Es blieb nicht aus, dass ihm Jutta von Antjes Pech erzählte» Der Mann zeigte ein ehrliches Mitgefühl.
»Warum müssen im Leben immer die Besten am schwersten draufzahlen?«, fragte Jutta mit leichter Verbitterung. »Ich würde Antje furchtbar gern helfen, aber ich weiß nicht, wie.«
»Es gibt Fälle, da muss man den Dingen einfach ihren Lauf lassen und zusehen, wie sie sich entwickeln«, entgegnete Erich Gloger. »Manchmal wendet sich zu guter Letzt doch noch alles zum Guten. Hin und wieder kommt es zu Wendungen, die man nicht vorhersehen konnte.«
»Antje hat sich so ein Schicksal nicht verdient Sie ist ein anständiges Mädchen.«
»Es ist für sie noch lange nicht aller Tage Abend«, meinte Erich Gloger tröstend. »Es kann sich für sie durchaus noch alles zum Guten wenden.«
18
Nach einer vierstündigen Operation am offenen Herzen, bei der das Leben des Patienten an einem sehr dünnen Faden hing, betrat Dr. Anders sichtlich abgekämpft sein Büro.

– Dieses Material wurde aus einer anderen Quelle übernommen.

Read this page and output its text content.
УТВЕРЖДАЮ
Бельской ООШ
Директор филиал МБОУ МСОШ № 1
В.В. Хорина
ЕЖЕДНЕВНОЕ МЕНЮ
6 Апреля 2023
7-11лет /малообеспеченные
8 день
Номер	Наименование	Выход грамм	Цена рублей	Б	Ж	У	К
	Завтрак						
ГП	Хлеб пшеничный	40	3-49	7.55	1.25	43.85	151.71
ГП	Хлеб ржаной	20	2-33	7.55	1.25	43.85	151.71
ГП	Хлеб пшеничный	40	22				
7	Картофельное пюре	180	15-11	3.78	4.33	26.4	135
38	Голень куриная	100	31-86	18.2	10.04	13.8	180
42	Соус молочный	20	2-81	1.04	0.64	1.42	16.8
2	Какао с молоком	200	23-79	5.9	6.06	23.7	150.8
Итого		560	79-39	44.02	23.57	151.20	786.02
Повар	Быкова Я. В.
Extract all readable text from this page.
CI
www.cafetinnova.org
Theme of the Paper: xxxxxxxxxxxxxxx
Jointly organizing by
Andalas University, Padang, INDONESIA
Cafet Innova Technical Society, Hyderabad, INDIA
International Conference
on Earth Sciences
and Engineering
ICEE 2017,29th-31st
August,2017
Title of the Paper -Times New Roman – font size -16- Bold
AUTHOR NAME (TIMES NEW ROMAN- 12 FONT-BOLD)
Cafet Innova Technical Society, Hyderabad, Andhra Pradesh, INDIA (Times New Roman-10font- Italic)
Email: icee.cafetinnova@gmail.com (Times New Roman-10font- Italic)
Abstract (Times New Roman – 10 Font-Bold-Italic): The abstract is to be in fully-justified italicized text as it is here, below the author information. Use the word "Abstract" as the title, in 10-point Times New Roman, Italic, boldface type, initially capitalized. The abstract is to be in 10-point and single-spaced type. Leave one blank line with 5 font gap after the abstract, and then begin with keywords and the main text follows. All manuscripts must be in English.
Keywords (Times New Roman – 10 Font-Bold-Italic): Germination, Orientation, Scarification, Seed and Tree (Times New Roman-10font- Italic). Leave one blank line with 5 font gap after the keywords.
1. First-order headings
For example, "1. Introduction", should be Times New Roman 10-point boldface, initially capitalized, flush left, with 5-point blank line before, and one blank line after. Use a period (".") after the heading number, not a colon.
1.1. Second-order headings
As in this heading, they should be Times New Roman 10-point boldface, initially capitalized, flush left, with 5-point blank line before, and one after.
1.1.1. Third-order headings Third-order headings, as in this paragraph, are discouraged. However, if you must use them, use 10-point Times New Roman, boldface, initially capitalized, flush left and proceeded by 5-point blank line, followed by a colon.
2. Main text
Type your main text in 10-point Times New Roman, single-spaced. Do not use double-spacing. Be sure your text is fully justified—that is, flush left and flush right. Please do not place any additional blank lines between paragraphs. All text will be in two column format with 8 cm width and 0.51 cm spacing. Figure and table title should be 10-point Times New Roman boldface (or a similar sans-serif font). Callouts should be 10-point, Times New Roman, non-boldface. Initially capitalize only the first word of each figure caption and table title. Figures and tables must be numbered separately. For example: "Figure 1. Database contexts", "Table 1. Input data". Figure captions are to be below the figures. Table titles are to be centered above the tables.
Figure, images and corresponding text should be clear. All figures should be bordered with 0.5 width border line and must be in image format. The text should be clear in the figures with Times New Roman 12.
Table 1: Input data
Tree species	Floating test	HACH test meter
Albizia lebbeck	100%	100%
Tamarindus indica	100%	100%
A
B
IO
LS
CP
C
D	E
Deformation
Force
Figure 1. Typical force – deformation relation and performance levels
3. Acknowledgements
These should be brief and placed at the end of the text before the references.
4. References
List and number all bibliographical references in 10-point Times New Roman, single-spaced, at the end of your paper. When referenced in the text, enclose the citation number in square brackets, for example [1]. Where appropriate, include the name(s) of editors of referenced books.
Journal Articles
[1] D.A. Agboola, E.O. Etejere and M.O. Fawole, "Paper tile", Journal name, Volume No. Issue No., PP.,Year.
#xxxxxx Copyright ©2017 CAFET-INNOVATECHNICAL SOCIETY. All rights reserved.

Seine Sekretärin Veronika Baier sah ihm an, dass er jetzt einen starken Kaffee nötig hatte.
»Doktor Uhlig war vor einer halben Stunde hier und wollte Sie sprechen«, sagte sie.
»Weswegen?«, fragte der Mediziner.
»Das hat er nicht gesagt. Er wird kurz vor Mittag noch mal hereinschauen. Ging die Operation gut aus?«, fragte die junge Frau.
»Ja, aller Voraussicht nach wird der Patient durchkommen, aber es war weiß Gott nicht leicht«, antwortete der Arzt.
»Sie kriegen von mir einen Kaffee, der Tote aufweckt«, meinte Veronika Baier.
»Gute Idee. Sonst noch was?«, wollte der Mediziner wissen.
»Ein Anruf von der Ärztekammer. Man würde Sie gern in einer Schiedsgerichtskommission haben«, gab die Sekretärin zur Antwort.